El anciano
Junto al árbol había un único
banco que siempre estaba ocupado por una persona. Se trataba de un anciano de
expresión alegre y ropa algo anticuada. El hombre, bien conocido por todos los
visitantes del parque, tenía un aura de sabiduría y amabilidad que incitaba a
la gente a sentarse a su lado, en busca de cualquier tipo de consejo que el
anciano pudiese compartir con ellos. Los niños acudían a escuchar sus historias
y los adultos…, los adultos también.
Nadie conocía el nombre del
anciano, tampoco es que nadie se lo hubiese preguntado nunca. Aquel era un
detalle que carecía de importancia.
A un niño pequeño le enseñó cómo
hacer volar su cometa. A un adulto muy niño le enseñó a dejar sus problemas en
el trabajo y disfrutar al aire libre con sus hijos. El anciano ayudaba a todos
siempre que podía y se le veía feliz haciéndolo. Su felicidad era contagiosa y
la gente siempre salía de allí agradecida.
La gente pasaba por el parque a
diario. Algunos regresaban con frecuencia, otros todos los días, y también
había quien solo estaba de paso. Pero todos reparaban en el anciano en un momento
u otro. Sin embargo, no dejaba de ser extraño que nadie viese nunca al anciano
fuera del parque. Durante sus vidas cotidianas, fuera de aquel lugar, el
anciano no tenía cabida. El parque era un mundo aparte, un mundo que sus
visitantes dejaban atrás al poco de abandonarlo.
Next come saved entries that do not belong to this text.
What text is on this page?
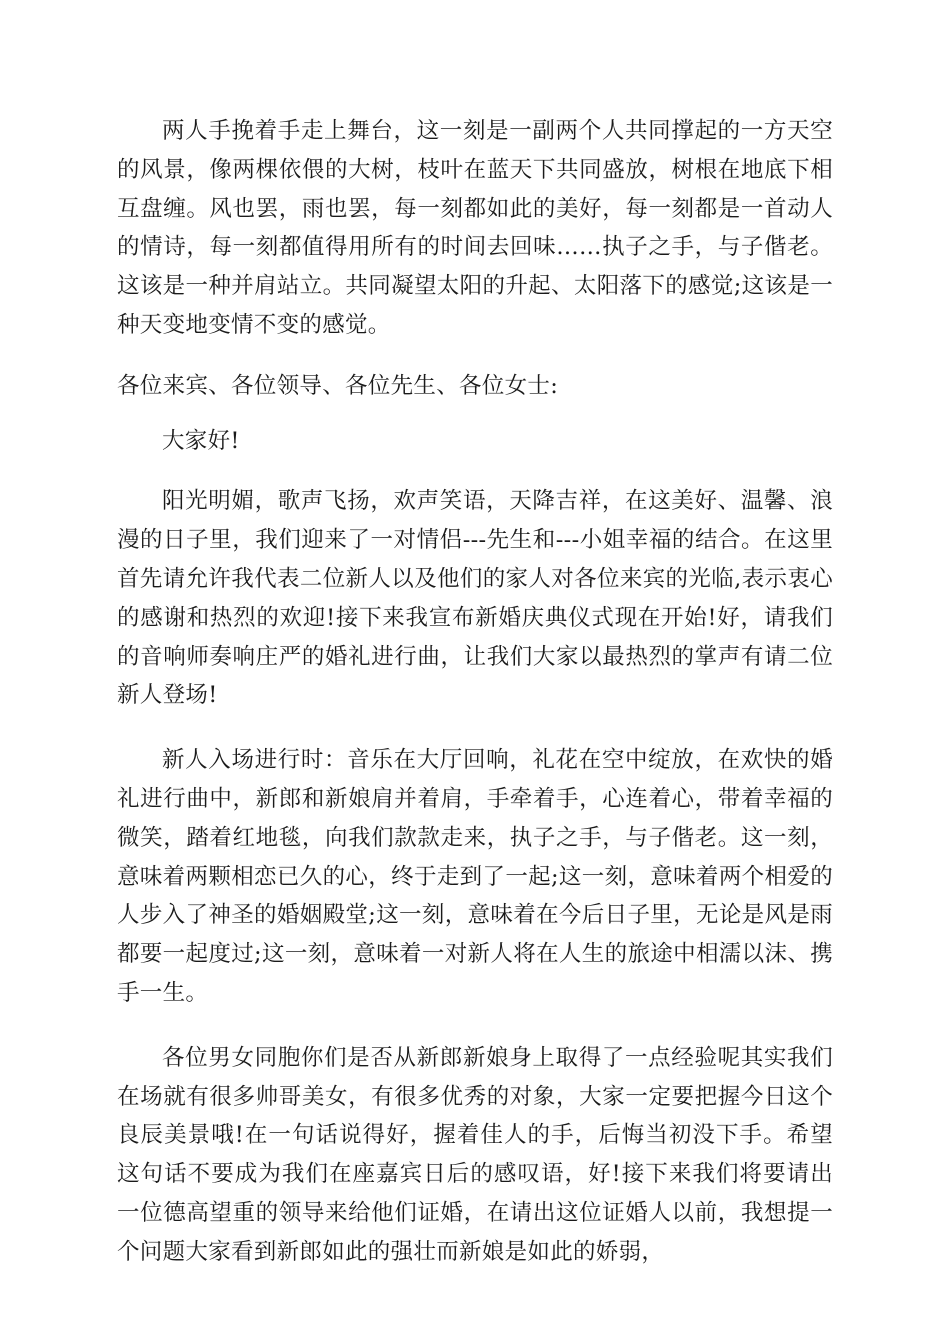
两人手挽着手走上舞台，这一刻是一副两个人共同撑起的一方天空的风景，像两棵依偎的大树，枝叶在蓝天下共同盛放，树根在地底下相互盘缠。风也罢，雨也罢，每一刻都如此的美好，每一刻都是一首动人的情诗，每一刻都值得用所有的时间去回味……执子之手，与子偕老。这该是一种并肩站立。共同凝望太阳的升起、太阳落下的感觉;这该是一种天变地变情不变的感觉。

各位来宾、各位领导、各位先生、各位女士:

大家好!

阳光明媚，歌声飞扬，欢声笑语，天降吉祥，在这美好、温馨、浪漫的日子里，我们迎来了一对情侣---先生和---小姐幸福的结合。在这里首先请允许我代表二位新人以及他们的家人对各位来宾的光临,表示衷心的感谢和热烈的欢迎!接下来我宣布新婚庆典仪式现在开始!好，请我们的音响师奏响庄严的婚礼进行曲，让我们大家以最热烈的掌声有请二位新人登场!

新人入场进行时：音乐在大厅回响，礼花在空中绽放，在欢快的婚礼进行曲中，新郎和新娘肩并着肩，手牵着手，心连着心，带着幸福的微笑，踏着红地毯，向我们款款走来，执子之手，与子偕老。这一刻，意味着两颗相恋已久的心，终于走到了一起;这一刻，意味着两个相爱的人步入了神圣的婚姻殿堂;这一刻，意味着在今后日子里，无论是风是雨都要一起度过;这一刻，意味着一对新人将在人生的旅途中相濡以沫、携手一生。

各位男女同胞你们是否从新郎新娘身上取得了一点经验呢其实我们在场就有很多帅哥美女，有很多优秀的对象，大家一定要把握今日这个良辰美景哦!在一句话说得好，握着佳人的手，后悔当初没下手。希望这句话不要成为我们在座嘉宾日后的感叹语，好!接下来我们将要请出一位德高望重的领导来给他们证婚，在请出这位证婚人以前，我想提一个问题大家看到新郎如此的强壮而新娘是如此的娇弱，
Los visitantes eran muy variados.
El anciano los observaba a todos en silencio, maravillándose con la gran
variedad de rostros que por allí desfilaban y volviendo atrás en el tiempo, con
los recuerdos que aquella fugaz compañía le suscitaba. Con la salida del sol,
el anciano era saludado por las mascotas y sus dueños. La mañana traía consigo
cochecitos de bebé y esperanzas de futuro. El atardecer tenía una nueva generación
jovial e incansable. La puesta de sol atraía al romance y el misterio.
Pero aun cuando estaba
acompañado, el anciano siempre estaba solo. La suya era una soledad que no
podía ser compartida con nadie. Su papel en aquel parque no era el de llorar o lamentarse,
su papel, contemplativo, era el de poner en orden sus ideas, cada vez más
difusas, con la ayuda de recuerdos en vida, de fantasmas futuros, de las risas
de antaño en el presente.
Su infancia estaba allí, quizás
de una forma distinta a como había sido en sus tiempos, pero aun así, su
esencia permanecía. Su madurez también estaba allí, en un mundo moderno y
cambiante, pero llena de las misma responsabilidades. Y su vejez, su vejez no
dejaba de darle alcance.
Nadie conocía estos detalles,
nadie se preguntaba por qué el anciano siempre estaba allí, siempre sentado en
aquel banco junto al árbol. Aquel era un detalle que carecía de importancia.
Una niña lloraba
desconsoladamente, el anciano le dio un caramelo y la consoló. Una mujer
lloraba desconsoladamente, el anciano sacó un pañuelo y le sonrió.
Cuando la gente se marchaba al
final de la jornada, se despedían del anciano agitando sus manos. Los niños
gritaban: “Hasta mañana”. El anciano no sabía si seguiría allí al día
siguiente, pero también se despedía, con el rostro alegre y un gracioso
movimiento de su mano.
La ciudad cambiaba, el paisaje
también. A veces el parque estaba junto a una escuela, otras veces frente a la
estación de tren. Los bancos podían ser de piedra o de madera, las fuentes
clásicas o modernas. El parque podía estar bien cuidado, o abandonado años
atrás. Tan solo el banco y el árbol permanecían. El anciano no. El anciano, a
veces era un hombre y a veces era una mujer. Su rostro siempre era distinto. A
veces llevaba gafas. A veces se ayudaba de un bastón para caminar. En ocasiones
tenía unas cejas gruesas, tan blancas como el pelo sobre su cabeza, en otras
había perdido todo el cabello.
Junto al árbol había un único
banco que siempre estaba ocupado por una persona. Se trataba de un anciano de
expresión alegre y ropa algo anticuada. El anciano siempre estaba allí para
quien lo necesitase. Quizás no siempre fuese el mismo anciano, pero aquel era
un detalle que carecía de importancia.